I can say with complete honesty that I fear never writing again more than I fear death. A fellow writer once asked me what I would do if I was told I could never write again. I told her I would explode. Simple as that. Just the thought of it alone made me short of breath. You see, nothing in my mind makes sense until I can see it written out in front of me, and it has been that way for as long as I can remember. Even when it comes to fiction, characters form in my head who will not leave me alone until they are written into literature. That might sound crazy, but that is exactly why I write: to maintain some sort of sanity. I write because I have to. I think if I could never write again and the explosion doesn’t occur, I would develop some level of schizophrenia, or become an actress.

I started writing when I first learned how to write. I was six. My mom bought me a diary for Hanukkah and although I spent the first few years writing “dear dairy,” I still kept at it year after year. I’d come home from school and run up to my room to document the days events before I would forget them. In the seventh grade when my english teacher asked the class if anyone had ever jotted down a poem when they were feeling particularly emotional about something, I was the only one who raised my hand. That’s when I first realized that writing had become a part of me.

During high school, although short stories were my means of procrastination, it was the poems that kept me sane. If something dramatic was happening, a constant occurrence for most girl ages fourteen through seventeen, I wouldn’t be able to sleep at night until my thoughts were written out in rhymes and rhythms. (Yes, I had a Tumblr.) Although I’ve slowed down on the poetry these days, when something major in my life does happen, I can’t help but to break it down into stanzas.
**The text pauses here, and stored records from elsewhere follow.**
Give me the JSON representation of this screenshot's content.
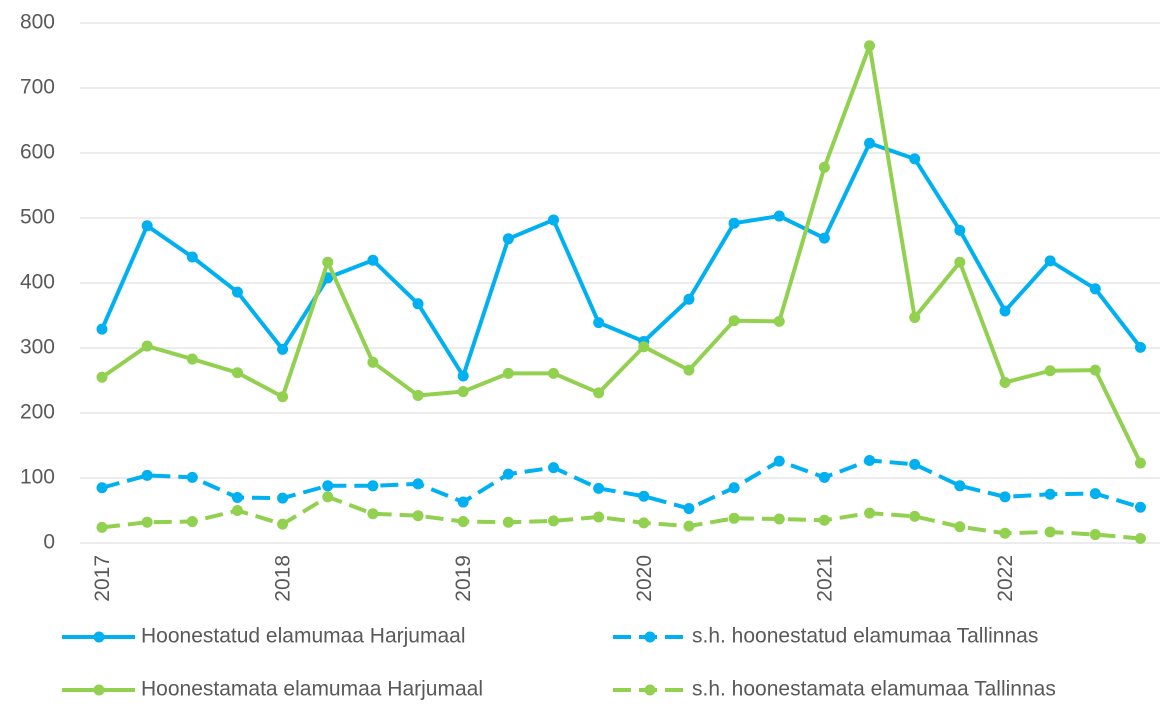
{
  "chart_data": {
    "type": "line",
    "categories": [
      "2017",
      null,
      null,
      null,
      "2018",
      null,
      null,
      null,
      "2019",
      null,
      null,
      null,
      "2020",
      null,
      null,
      null,
      "2021",
      null,
      null,
      null,
      "2022",
      null,
      null,
      null
    ],
    "series": [
      {
        "name": "Hoonestatud elamumaa Harjumaal",
        "color": "#00b0f0",
        "line_style": "solid",
        "values": [
          329,
          488,
          440,
          386,
          298,
          408,
          435,
          368,
          257,
          468,
          497,
          339,
          310,
          375,
          492,
          503,
          469,
          615,
          591,
          481,
          357,
          434,
          391,
          301
        ]
      },
      {
        "name": "s.h. hoonestatud elamumaa Tallinnas",
        "color": "#00b0f0",
        "line_style": "dashed",
        "values": [
          85,
          104,
          101,
          70,
          69,
          88,
          88,
          91,
          63,
          106,
          116,
          84,
          72,
          53,
          85,
          126,
          101,
          127,
          121,
          88,
          71,
          75,
          76,
          55
        ]
      },
      {
        "name": "Hoonestamata elamumaa Harjumaal",
        "color": "#92d050",
        "line_style": "solid",
        "values": [
          255,
          303,
          283,
          262,
          225,
          432,
          278,
          227,
          233,
          261,
          261,
          231,
          302,
          266,
          342,
          341,
          578,
          765,
          347,
          432,
          247,
          265,
          266,
          123
        ]
      },
      {
        "name": "s.h. hoonestamata elamumaa Tallinnas",
        "color": "#92d050",
        "line_style": "dashed",
        "values": [
          24,
          32,
          33,
          50,
          29,
          71,
          45,
          42,
          33,
          32,
          34,
          40,
          31,
          26,
          38,
          37,
          35,
          46,
          41,
          25,
          15,
          17,
          13,
          7
        ]
      }
    ],
    "ylim": [
      0,
      800
    ],
    "yticks": [
      0,
      100,
      200,
      300,
      400,
      500,
      600,
      700,
      800
    ],
    "grid": true,
    "legend": "bottom"
  }
}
When I told my senior year english teacher that I was applying to be a journalism major, he told me I should think about reconsidering because my writing was not very strong. Although it had improved since I first entered his class, he did not feel I was ready for the world of journalism. This came as a bit of a shock because it had never occurred to me that my level of talent would stop me from doing what I loved to do. I just knew I wanted to write for the rest of my life and getting paid to do so seemed logical. Not being good enough had never crossed my mind. I was going to write and that was the end of it. I took his comment with an I’ll-show-you attitude and got accepted into the school of journalism at Ithaca College.
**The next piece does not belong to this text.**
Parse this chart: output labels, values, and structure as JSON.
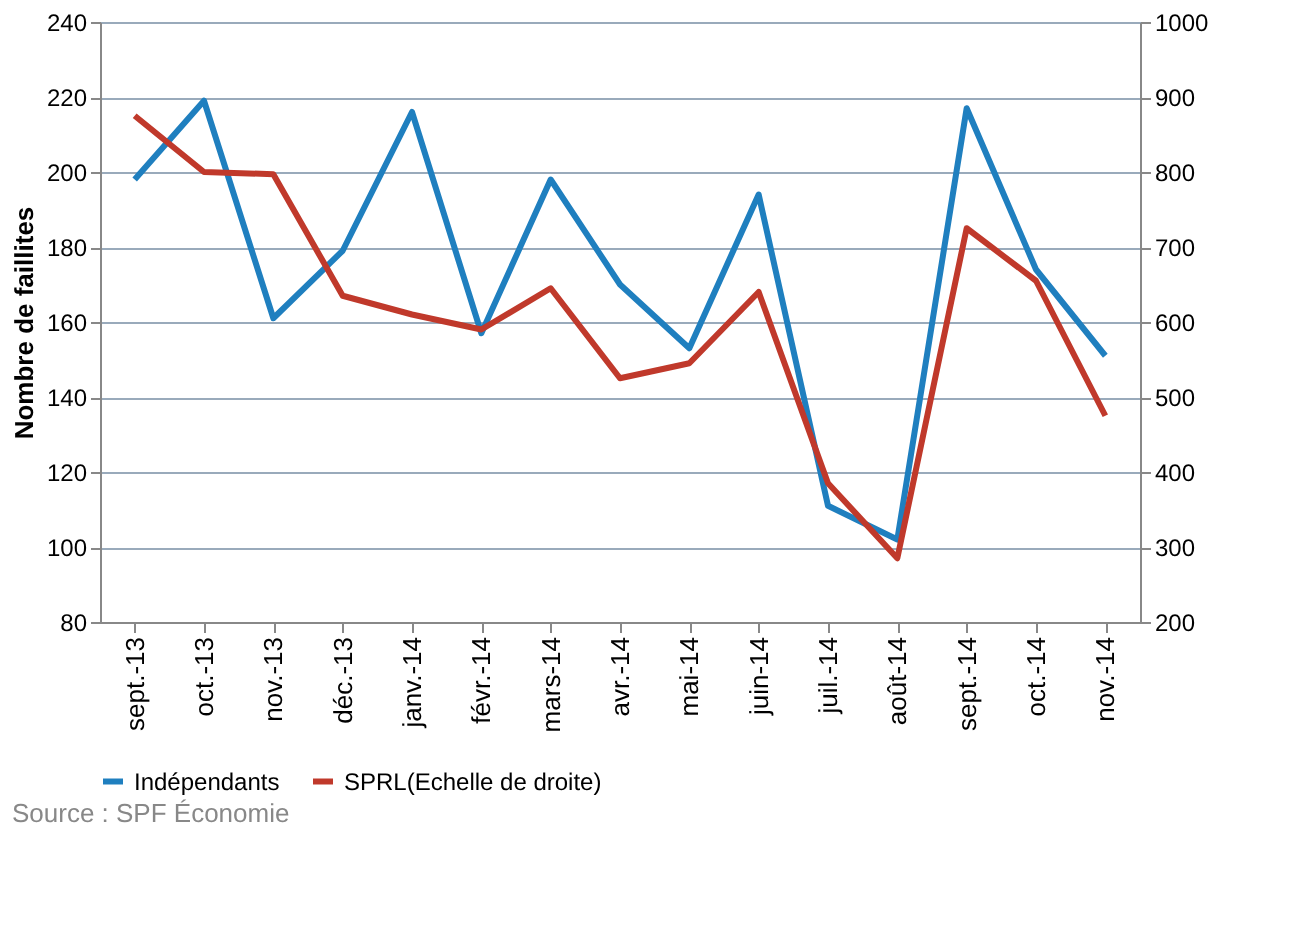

To be fair, Mr. Forrest was one of the best teachers I have ever had to date. His enthusiasm and dedication to all of his students kept me inspired to continue writing. Even when I thought senioritis would be the death of me, I still managed to bang out some decent essays and score a 3 on the AP test. In fact, all of my high school English teachers have left their mark on me one way or another. It was Mrs. Stoia who took off two points every time we used passive voice and although no other teacher after that has done so, the habit is still well ingrained. It was Mr. Farley who showed me how to carefully read a book for both the story aspect and writing style. I remember having to underline my favorite lines in each chapter of The Great Gatsby. Now, I judge the greatness of a book not by the plot but by how many times I say, “wow, that was a great line.” Mrs. Robinson encouraged me to add a little of my own voice into every piece of writing, no matter what the assignment. Perhaps if my math teachers had been as stellar and inspiring as my English teachers, I might have reconsidered a major in journalism…although who am I kidding? calculus was the worst.
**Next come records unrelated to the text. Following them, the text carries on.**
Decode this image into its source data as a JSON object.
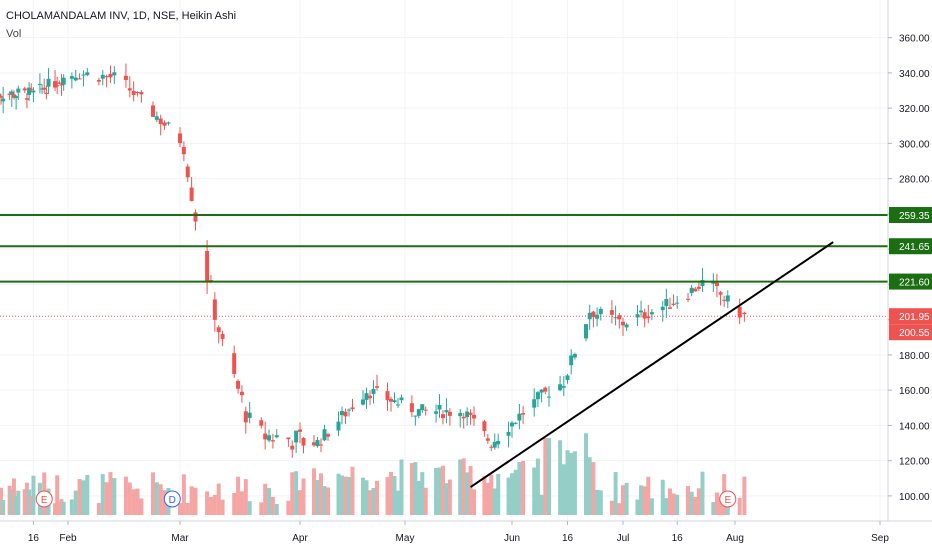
{
  "chart_data": {
    "type": "candlestick",
    "title": "CHOLAMANDALAM INV, 1D, NSE, Heikin Ashi",
    "volume_label": "Vol",
    "x_tick_labels": [
      "16",
      "Feb",
      "Mar",
      "Apr",
      "May",
      "Jun",
      "16",
      "Jul",
      "16",
      "Aug",
      "Sep"
    ],
    "y_tick_labels": [
      100,
      120,
      140,
      160,
      180,
      200,
      220,
      240,
      260,
      280,
      300,
      320,
      340,
      360
    ],
    "ylim": [
      92,
      370
    ],
    "horizontal_levels": [
      {
        "label": "259.35",
        "value": 259.35,
        "color": "#1b6e12"
      },
      {
        "label": "241.65",
        "value": 241.65,
        "color": "#1b6e12"
      },
      {
        "label": "221.60",
        "value": 221.6,
        "color": "#1b6e12"
      }
    ],
    "price_markers": [
      {
        "label": "201.95",
        "value": 201.95,
        "color": "#ef5350"
      },
      {
        "label": "200.55",
        "value": 200.55,
        "color": "#ef5350"
      }
    ],
    "current_price_line": 201.95,
    "trendline": {
      "from": [
        "May 20",
        105
      ],
      "to": [
        "Aug 22",
        244
      ],
      "color": "#000000"
    },
    "event_markers": [
      {
        "label": "E",
        "date": "Jan 21",
        "color": "#ef5350"
      },
      {
        "label": "D",
        "date": "Feb 28",
        "color": "#2962ff"
      },
      {
        "label": "E",
        "date": "Jul 30",
        "color": "#ef5350"
      }
    ],
    "colors": {
      "up": "#26a69a",
      "down": "#ef5350",
      "vol_up": "#94cec7",
      "vol_down": "#f5a6a4",
      "grid": "#f0f3fa",
      "axis_text": "#131722"
    },
    "series_summary": [
      {
        "date": "Jan 16",
        "close": 328
      },
      {
        "date": "Feb 3",
        "close": 340
      },
      {
        "date": "Feb 14",
        "close": 337
      },
      {
        "date": "Mar 2",
        "close": 300
      },
      {
        "date": "Mar 6",
        "close": 245
      },
      {
        "date": "Mar 12",
        "close": 185
      },
      {
        "date": "Mar 20",
        "close": 135
      },
      {
        "date": "Apr 6",
        "close": 130
      },
      {
        "date": "Apr 20",
        "close": 160
      },
      {
        "date": "May 5",
        "close": 148
      },
      {
        "date": "May 18",
        "close": 148
      },
      {
        "date": "May 26",
        "close": 130
      },
      {
        "date": "Jun 8",
        "close": 155
      },
      {
        "date": "Jun 15",
        "close": 165
      },
      {
        "date": "Jun 22",
        "close": 205
      },
      {
        "date": "Jul 1",
        "close": 198
      },
      {
        "date": "Jul 15",
        "close": 210
      },
      {
        "date": "Jul 24",
        "close": 222
      },
      {
        "date": "Aug 3",
        "close": 202
      }
    ]
  }
}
My roommate last year called me insane when I told her I enjoy writing essays. She couldn’t relate to the thrill I got every time I figured out how to slip a pun into an essay or the intimate relationship I have with my thesaurus.

I write because every time I sit down to do it, I feel like I’m being exactly who I’m supposed to be. When people tell me to describe myself, I tell them I’m a writer. That’s all. I write. I started this blog because writing prompts are fun and I needed a well-organized online portfolio. When people follow this blog or tell me they like it, I’m genuinely appreciative because it wasn’t started to show off my work. I did it for me as a way to strengthen my voice as a writer.

In the future, I would like to get paid to write but if that doesn’t work out, if I end up bartending or answering the phone at my Dad’s store, I’ll still be writing every day because without it, I wouldn’t be me. I would explode.